Reliance Industries Officially Writes Off Its Entire Investment in Dunzo
- nvshah0610
- 3 days ago
- 2 min read

Reliance Industries Ltd (RIL) has formally written off its entire $200 million (approximately ₹1,645 crore) investment in quick‑commerce startup Dunzo, as disclosed in its FY 2025 annual report. The investment, which gave Reliance Retail a substantial stake of about 25.8%, has now been fully impaired, and Dunzo is no longer classified as a related party.
Background & Strategic Shift
Reliance Retail initially backed Dunzo in January 2022 through a $240 million round, acquiring a roughly 26% stake to bolster its last‑mile logistics capabilities and support JioMart’s quick‑commerce ambitions. However, over the following years, Dunzo faced steep financial headwinds: mounting losses, operational cash crunch, layoffs, unpaid dues, and a steep decline in valuation—now estimated at ₹300 crore ($25–30 million), a fraction of its previous $770 million valuation.
Immediate Effects & Strategic Outcomes
Financial Recognition: The write-off marks a clear exit from the venture, signaling Reliance's decision to cease further investment or support in distress sale discussions.
Board and Founder Transition: Dunzo’s last co-founder, Kabeer Biswas, is reportedly exploring exit options while negotiating with potential acquirers and investors, pending Reliance’s approval.
Stock Market Ramifications
Despite this sizable write-down, Reliance Industries’ stock showed only modest movement. On August 7, shares dipped approximately 0.15% to close at ₹1,390.85—underperforming slightly while the broader market saw gains.
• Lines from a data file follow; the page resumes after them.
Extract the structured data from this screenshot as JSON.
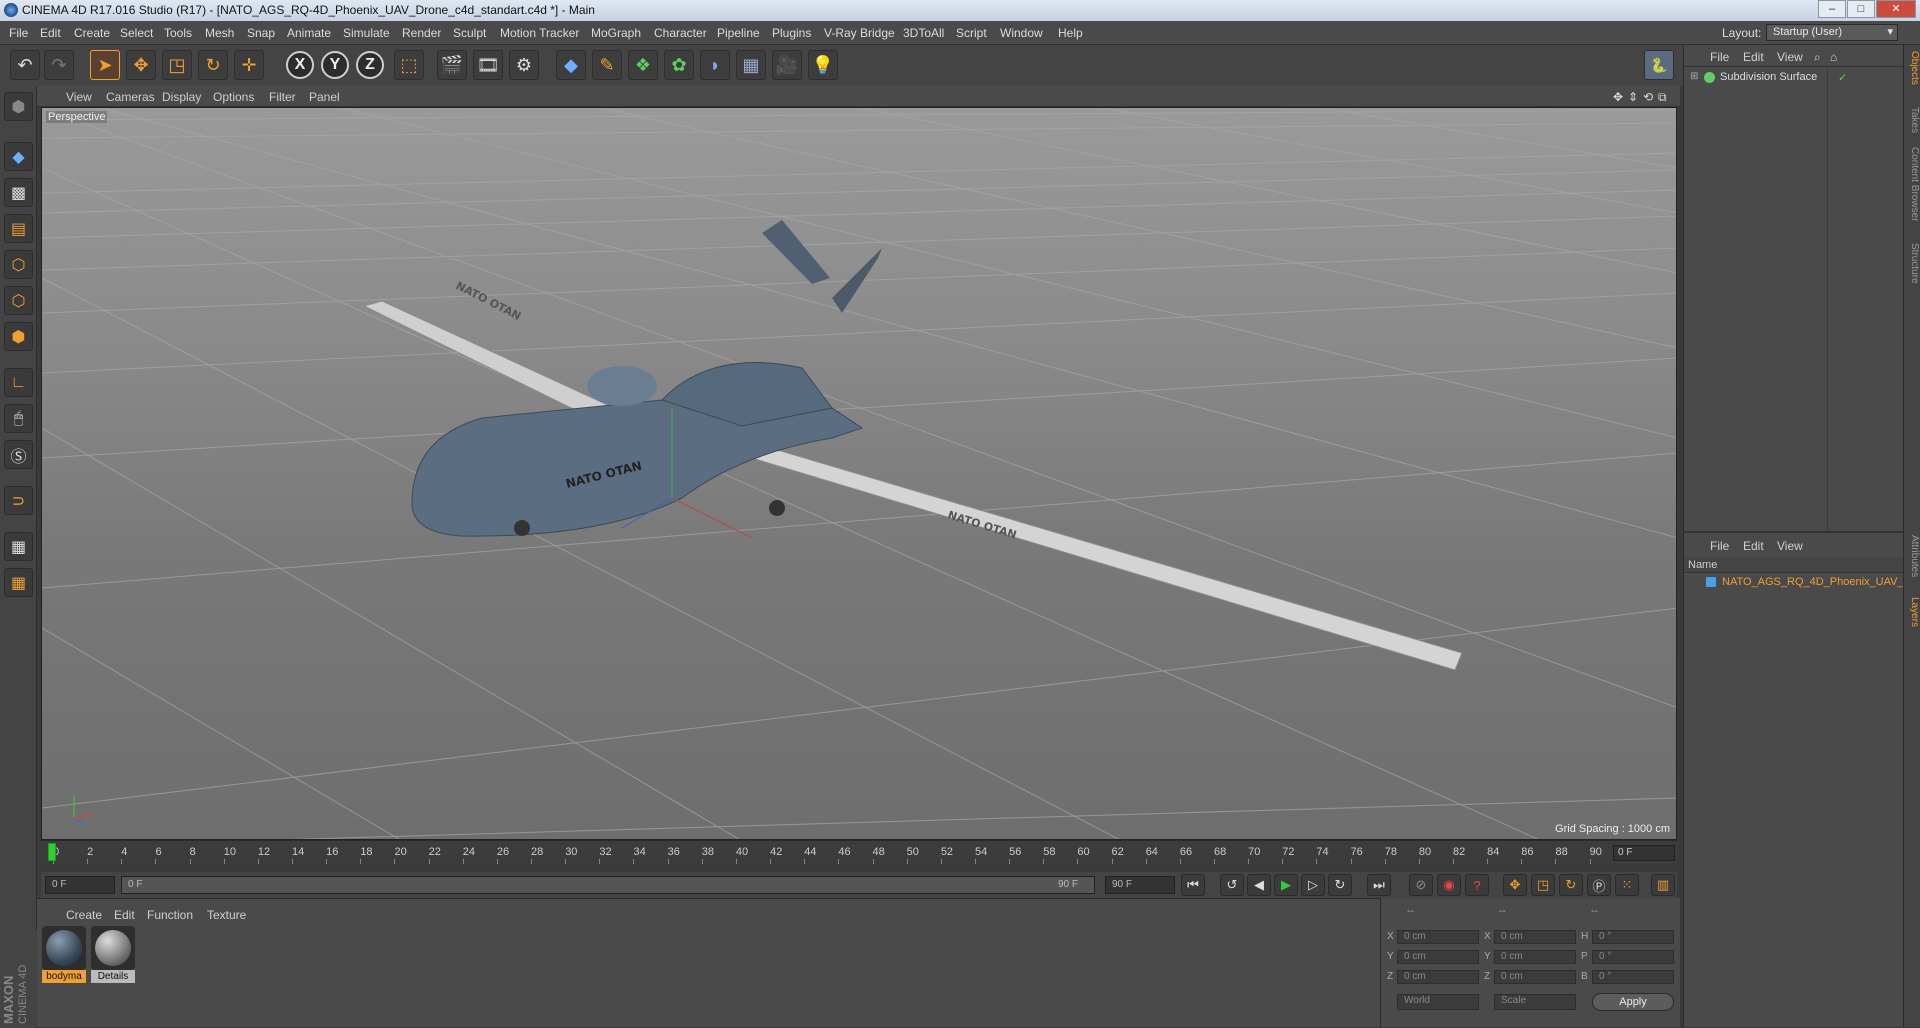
{
  "window": {
    "title": "CINEMA 4D R17.016 Studio (R17) - [NATO_AGS_RQ-4D_Phoenix_UAV_Drone_c4d_standart.c4d *] - Main"
  },
  "menubar": {
    "items": [
      "File",
      "Edit",
      "Create",
      "Select",
      "Tools",
      "Mesh",
      "Snap",
      "Animate",
      "Simulate",
      "Render",
      "Sculpt",
      "Motion Tracker",
      "MoGraph",
      "Character",
      "Pipeline",
      "Plugins",
      "V-Ray Bridge",
      "3DToAll",
      "Script",
      "Window",
      "Help"
    ],
    "layout_label": "Layout:",
    "layout_value": "Startup (User)"
  },
  "toolbar": {
    "axis_x": "X",
    "axis_y": "Y",
    "axis_z": "Z"
  },
  "viewport": {
    "menu": [
      "View",
      "Cameras",
      "Display",
      "Options",
      "Filter",
      "Panel"
    ],
    "label": "Perspective",
    "grid_spacing": "Grid Spacing : 1000 cm",
    "wing_text_left": "NATO OTAN",
    "wing_text_right": "NATO OTAN",
    "fuselage_text": "NATO OTAN"
  },
  "timeline": {
    "ticks": [
      "0",
      "2",
      "4",
      "6",
      "8",
      "10",
      "12",
      "14",
      "16",
      "18",
      "20",
      "22",
      "24",
      "26",
      "28",
      "30",
      "32",
      "34",
      "36",
      "38",
      "40",
      "42",
      "44",
      "46",
      "48",
      "50",
      "52",
      "54",
      "56",
      "58",
      "60",
      "62",
      "64",
      "66",
      "68",
      "70",
      "72",
      "74",
      "76",
      "78",
      "80",
      "82",
      "84",
      "86",
      "88",
      "90"
    ],
    "end_frame": "0 F",
    "current_frame": "0 F",
    "range_start": "0 F",
    "range_end": "90 F",
    "max_frame": "90 F"
  },
  "material_manager": {
    "menu": [
      "Create",
      "Edit",
      "Function",
      "Texture"
    ],
    "materials": [
      {
        "name": "bodyma",
        "selected": true
      },
      {
        "name": "Details",
        "selected": false
      }
    ]
  },
  "coordinates": {
    "header": [
      "--",
      "--",
      "--"
    ],
    "rows": [
      {
        "a": "X",
        "av": "0 cm",
        "b": "X",
        "bv": "0 cm",
        "c": "H",
        "cv": "0 °"
      },
      {
        "a": "Y",
        "av": "0 cm",
        "b": "Y",
        "bv": "0 cm",
        "c": "P",
        "cv": "0 °"
      },
      {
        "a": "Z",
        "av": "0 cm",
        "b": "Z",
        "bv": "0 cm",
        "c": "B",
        "cv": "0 °"
      }
    ],
    "space": "World",
    "mode": "Scale",
    "apply": "Apply"
  },
  "objects_panel": {
    "menu": [
      "File",
      "Edit",
      "View"
    ],
    "items": [
      {
        "name": "Subdivision Surface"
      }
    ]
  },
  "layers_panel": {
    "menu": [
      "File",
      "Edit",
      "View"
    ],
    "column": "Name",
    "items": [
      {
        "name": "NATO_AGS_RQ_4D_Phoenix_UAV_"
      }
    ]
  },
  "side_tabs": [
    "Objects",
    "Takes",
    "Content Browser",
    "Structure",
    "Attributes",
    "Layers"
  ],
  "logo": {
    "brand": "MAXON",
    "product": "CINEMA 4D"
  },
  "colors": {
    "accent_orange": "#f0a030",
    "selection_blue": "#4aa0e8",
    "panel_bg": "#4a4a4a"
  }
}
This muted response suggests that investors view the write-off as a contained strategic correction, unlikely to materially affect RIL’s broader financial outlook.
Summary Table
Aspect | Details |
Investment Write-Off | $200 million (~₹1,645 crore) fully impaired |
Reason | Dunzo’s steep decline in valuation, financial distress, and operational failure |
Strategic Shift | Reliance ending active involvement and distancing from quick-commerce venture |
Market Reaction | Slight stock dip (~0.15%), reflecting a controlled market response |
Next Steps | Potential founder exit and acquisition talks, subject to shareholder decisions |
Overall, Reliance’s decision to write off its Dunzo investment reflects a calculated strategic retreat from a faltering venture. While disappointing, the measured stock market response underscores investor confidence in Reliance’s diversified business strength and resilience.